IE 11 is not supported. For an optimal experience visit our site on another browser.

Red Cross Asks Travelers To Zika Zones to Delay Giving Blood

The American Red Cross has appealed to prospective donors who have visited Zika outbreak zones to wait at least 28 days before giving blood.
Image: A Red Cross worker as she prepares to take blood from an unidentified male donor in California
A Red Cross worker as she prepares to take blood from an unidentified male donor in California. TOM KURTZ / AFP - Getty Images
/ Source: Reuters

The American Red Cross has appealed to prospective donors who have visited Zika outbreak zones to wait at least 28 days before giving blood, but said the risk of transmitting the virus through blood donations remained "extremely" low in the continental United States.

The "self-deferral" notice for blood donors should apply to those who have visited Mexico, the Caribbean, or Central or South America during the past four weeks, the Red Cross said in a statement.

The Washington-based nonprofit disaster relief agency also asked that donors who give blood and subsequently develop symptoms consistent with Zika within 14 days of donating to notify the Red Cross so the product can be quarantined.
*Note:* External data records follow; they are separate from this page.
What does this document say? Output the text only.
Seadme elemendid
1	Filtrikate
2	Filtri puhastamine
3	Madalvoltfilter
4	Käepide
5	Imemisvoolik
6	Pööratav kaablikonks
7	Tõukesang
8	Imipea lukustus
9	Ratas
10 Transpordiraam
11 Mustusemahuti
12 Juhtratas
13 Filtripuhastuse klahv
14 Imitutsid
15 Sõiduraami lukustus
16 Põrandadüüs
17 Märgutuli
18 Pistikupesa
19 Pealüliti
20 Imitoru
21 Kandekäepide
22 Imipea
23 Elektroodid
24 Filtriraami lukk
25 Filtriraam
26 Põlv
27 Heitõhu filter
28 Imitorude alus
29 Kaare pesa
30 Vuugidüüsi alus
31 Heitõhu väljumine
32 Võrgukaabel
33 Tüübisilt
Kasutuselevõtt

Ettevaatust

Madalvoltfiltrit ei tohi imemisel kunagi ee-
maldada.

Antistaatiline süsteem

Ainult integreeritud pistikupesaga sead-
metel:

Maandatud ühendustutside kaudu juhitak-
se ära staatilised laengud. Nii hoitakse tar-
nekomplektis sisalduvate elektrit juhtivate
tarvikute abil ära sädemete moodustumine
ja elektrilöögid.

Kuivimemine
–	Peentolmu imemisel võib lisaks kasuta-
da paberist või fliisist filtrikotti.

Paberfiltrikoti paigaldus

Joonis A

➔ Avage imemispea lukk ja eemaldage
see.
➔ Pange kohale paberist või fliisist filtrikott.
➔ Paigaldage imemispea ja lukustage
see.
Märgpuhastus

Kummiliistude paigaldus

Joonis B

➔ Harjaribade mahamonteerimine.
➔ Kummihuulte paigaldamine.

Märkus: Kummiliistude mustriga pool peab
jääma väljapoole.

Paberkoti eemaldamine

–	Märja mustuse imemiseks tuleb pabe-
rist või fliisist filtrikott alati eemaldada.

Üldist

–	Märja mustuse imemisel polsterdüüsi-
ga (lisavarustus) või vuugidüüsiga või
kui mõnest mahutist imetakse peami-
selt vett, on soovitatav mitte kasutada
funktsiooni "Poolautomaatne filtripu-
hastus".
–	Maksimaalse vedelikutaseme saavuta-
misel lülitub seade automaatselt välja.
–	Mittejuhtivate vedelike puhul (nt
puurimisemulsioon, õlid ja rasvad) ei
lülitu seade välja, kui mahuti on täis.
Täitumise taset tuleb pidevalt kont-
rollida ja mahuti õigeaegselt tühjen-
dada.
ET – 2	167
Cases of the Zika virus, a mosquito-borne illness linked to a dangerous birth defect called microcephaly - marked by abnormally small head size - and to a serious autoimmune disorder called Guillain-Barre syndrome that can cause paralysis, has been reported in more than 30 countries and territories.

The most common symptoms of infection are flu-like, such as aches and fever. About 80 percent of people infected show no symptoms whatsoever, said Susan Stramer, a microbiologist for the Red Cross.

There is no quick blood test for the virus.

Still, "the risk of transmission through blood donation continues to be extremely low in the continental U.S.," the Red Cross said in its statement.

The travel-related donor self-deferral notice, the first measure of its kind taken by the Red Cross for a mosquito-borne disease, came a day after the American Association of Blood Banks, an accrediting organization, called for action, Stramer said.

On Tuesday Dallas health officials said they'd confirmed a case of Zika that appears to have been spread through sexual transmission.